「井袋さん、食べるとは」
日が沈み、夜の街は穏やかな明かりに包まれていた。
看板のネオンが通りにぽつぽつと灯り、週末の金曜ということもあって、居酒屋やレストランの前には人の列ができ始めている。
井袋と葵は、最後の一軒を探して静かな通りを歩いていた。
「さすがに今日はもう終わりかな」
葵が笑いながら言った。
「お腹はいっぱいだし、もう手帳に書くスペースも残ってないです」
井袋は少しだけ空を見上げた。
「僕はもうちょっとだけ歩きたい気分です 食べすぎたときほど、少し体を動かすと気持ちがいい」
葵はその言葉に頷きながら、肩の力を抜いて歩調を合わせた。
二人の間に流れる空気は、どこか穏やかで柔らかかった。
しばらく歩いた先、小さな公園の前に差しかかる。ベンチがひとつ、街灯の下にぽつんと置かれていた。井袋は足を止めた。
「ちょっと、座っていきませんか」
「いいですね」
ふたりは並んでベンチに腰を下ろした。聞こえるのは、遠くから聞こえるざわめきと、木々を揺らす風の音だけ。食後の静けさが、じわりと身体に染みわたる。
「食べるって、なんなんでしょうね」
ふいに葵が呟いた。
井袋はすぐには答えず、ポケットから小さなペットボトルの水を取り出して一口飲んだ。
「なんなんでしょうね」
彼も同じように呟いた。
「栄養を摂る行為って言ってしまえばそれまでだけど、それだけじゃないことは、今日改めて思いました」
葵は小さく笑った。
「ですよね。だって、食べてる間、すごくいろんな感情が湧いてきた気がします 懐かしかったり、嬉しかったり、感動したり」
「食べることは、感情に近いと思ってます」
井袋が少し前を見つめながら言う。
「思い出も、誰かとの関係も、感情の動きも、全部そこに重なる。美味しさって、単なる味じゃなくて経験そのものなんですよね」
「うん」
葵は静かに頷いた。
しばらく沈黙が流れる。

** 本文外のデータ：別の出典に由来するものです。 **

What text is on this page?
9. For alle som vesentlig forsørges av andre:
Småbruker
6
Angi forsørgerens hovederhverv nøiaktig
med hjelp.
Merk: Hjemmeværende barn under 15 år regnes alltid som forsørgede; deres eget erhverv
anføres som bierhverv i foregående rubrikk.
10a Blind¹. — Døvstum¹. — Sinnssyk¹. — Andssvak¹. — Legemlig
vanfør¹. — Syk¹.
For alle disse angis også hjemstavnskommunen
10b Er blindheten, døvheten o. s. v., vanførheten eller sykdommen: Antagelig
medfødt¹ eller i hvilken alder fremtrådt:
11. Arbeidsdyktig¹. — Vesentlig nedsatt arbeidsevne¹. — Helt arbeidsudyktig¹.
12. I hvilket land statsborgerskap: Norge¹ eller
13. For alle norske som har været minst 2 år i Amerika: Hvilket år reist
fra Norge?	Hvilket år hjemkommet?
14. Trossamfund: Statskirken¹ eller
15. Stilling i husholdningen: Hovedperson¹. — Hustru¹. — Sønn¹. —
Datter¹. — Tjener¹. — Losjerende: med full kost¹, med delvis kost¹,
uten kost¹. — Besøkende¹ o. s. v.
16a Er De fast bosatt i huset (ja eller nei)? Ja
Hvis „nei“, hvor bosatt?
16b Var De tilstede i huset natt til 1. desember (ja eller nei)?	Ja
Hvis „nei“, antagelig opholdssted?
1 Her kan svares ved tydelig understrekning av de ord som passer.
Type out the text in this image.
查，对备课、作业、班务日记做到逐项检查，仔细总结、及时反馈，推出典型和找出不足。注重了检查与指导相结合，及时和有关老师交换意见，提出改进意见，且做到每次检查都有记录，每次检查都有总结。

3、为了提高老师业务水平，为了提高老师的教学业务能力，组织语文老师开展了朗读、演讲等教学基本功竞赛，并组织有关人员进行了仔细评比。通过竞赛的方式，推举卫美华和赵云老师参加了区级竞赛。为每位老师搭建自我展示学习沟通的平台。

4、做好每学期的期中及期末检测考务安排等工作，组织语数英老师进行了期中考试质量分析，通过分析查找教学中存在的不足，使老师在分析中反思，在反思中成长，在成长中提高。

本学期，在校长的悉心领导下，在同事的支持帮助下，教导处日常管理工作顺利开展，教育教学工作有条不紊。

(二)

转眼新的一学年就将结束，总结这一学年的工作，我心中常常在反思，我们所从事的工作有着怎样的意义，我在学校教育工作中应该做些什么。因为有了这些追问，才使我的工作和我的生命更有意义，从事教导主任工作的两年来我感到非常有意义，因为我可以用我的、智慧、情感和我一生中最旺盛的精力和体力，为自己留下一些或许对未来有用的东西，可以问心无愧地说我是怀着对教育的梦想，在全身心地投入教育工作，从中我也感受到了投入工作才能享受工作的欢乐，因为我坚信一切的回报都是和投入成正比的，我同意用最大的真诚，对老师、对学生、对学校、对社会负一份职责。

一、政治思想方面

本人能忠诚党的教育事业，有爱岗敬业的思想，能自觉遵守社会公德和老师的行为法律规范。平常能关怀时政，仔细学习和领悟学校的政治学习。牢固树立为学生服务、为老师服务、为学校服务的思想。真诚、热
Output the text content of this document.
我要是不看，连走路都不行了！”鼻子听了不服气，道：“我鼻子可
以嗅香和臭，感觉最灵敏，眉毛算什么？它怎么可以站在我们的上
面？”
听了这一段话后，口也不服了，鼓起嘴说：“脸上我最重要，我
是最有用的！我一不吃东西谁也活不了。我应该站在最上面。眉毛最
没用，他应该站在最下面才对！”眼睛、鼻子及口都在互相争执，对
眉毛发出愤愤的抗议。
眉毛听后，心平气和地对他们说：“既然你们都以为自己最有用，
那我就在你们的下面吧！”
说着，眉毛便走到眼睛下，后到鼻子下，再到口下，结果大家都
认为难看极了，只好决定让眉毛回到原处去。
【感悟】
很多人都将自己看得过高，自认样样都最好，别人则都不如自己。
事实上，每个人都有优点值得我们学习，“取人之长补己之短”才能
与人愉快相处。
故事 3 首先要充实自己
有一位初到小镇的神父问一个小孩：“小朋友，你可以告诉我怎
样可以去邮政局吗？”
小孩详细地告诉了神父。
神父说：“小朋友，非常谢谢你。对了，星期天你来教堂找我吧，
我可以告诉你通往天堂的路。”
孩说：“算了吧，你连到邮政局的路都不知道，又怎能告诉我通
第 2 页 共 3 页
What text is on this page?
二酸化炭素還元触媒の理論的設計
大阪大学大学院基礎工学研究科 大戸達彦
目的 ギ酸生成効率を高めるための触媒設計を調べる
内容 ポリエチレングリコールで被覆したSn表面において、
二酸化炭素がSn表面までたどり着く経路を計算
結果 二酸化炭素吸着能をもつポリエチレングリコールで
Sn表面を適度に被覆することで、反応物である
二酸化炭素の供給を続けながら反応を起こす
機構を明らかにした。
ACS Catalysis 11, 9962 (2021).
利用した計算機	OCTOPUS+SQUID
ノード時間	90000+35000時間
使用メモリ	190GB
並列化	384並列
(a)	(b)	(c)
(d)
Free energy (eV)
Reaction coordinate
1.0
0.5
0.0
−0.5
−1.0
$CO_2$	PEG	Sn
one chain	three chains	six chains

けれどそれは、心地いい沈黙だった。
今日という一日をゆっくりと咀嚼して、噛みしめて、静かに消化していくような時間。
「井袋さん、これからも一緒にいろんなものを食べてもいいですか?」
その言葉は、思っていたよりも自然に口から出た。
井袋は少しだけ驚いたように彼女を見たが、すぐに笑みを浮かべた。
「もちろん。でも、僕のペースはゆっくりですよ」
「それでいいです。むしろ、そういう食べ方をちゃんと見ていたいんです」
「じゃあ、次の休みの日、どこか遠くの町に行ってみましょうか」
「え、それって……旅ですか?」
「ええ、“食べる旅”です」
葵の目がぱっと輝いた。
思わず手帳を取り出し、次のページをめくる。そこはまだ、真っ白だった。
「予定、空けておきますね」
街灯の明かりが、静かにふたりを照らしていた。
食べることを通じて出会ったふたりは、これからも一皿一皿、人生を味わうように旅を続けていく。
次の目的地は、まだ決まっていない。
けれど、きっと美味しい何かが、そこには待っている。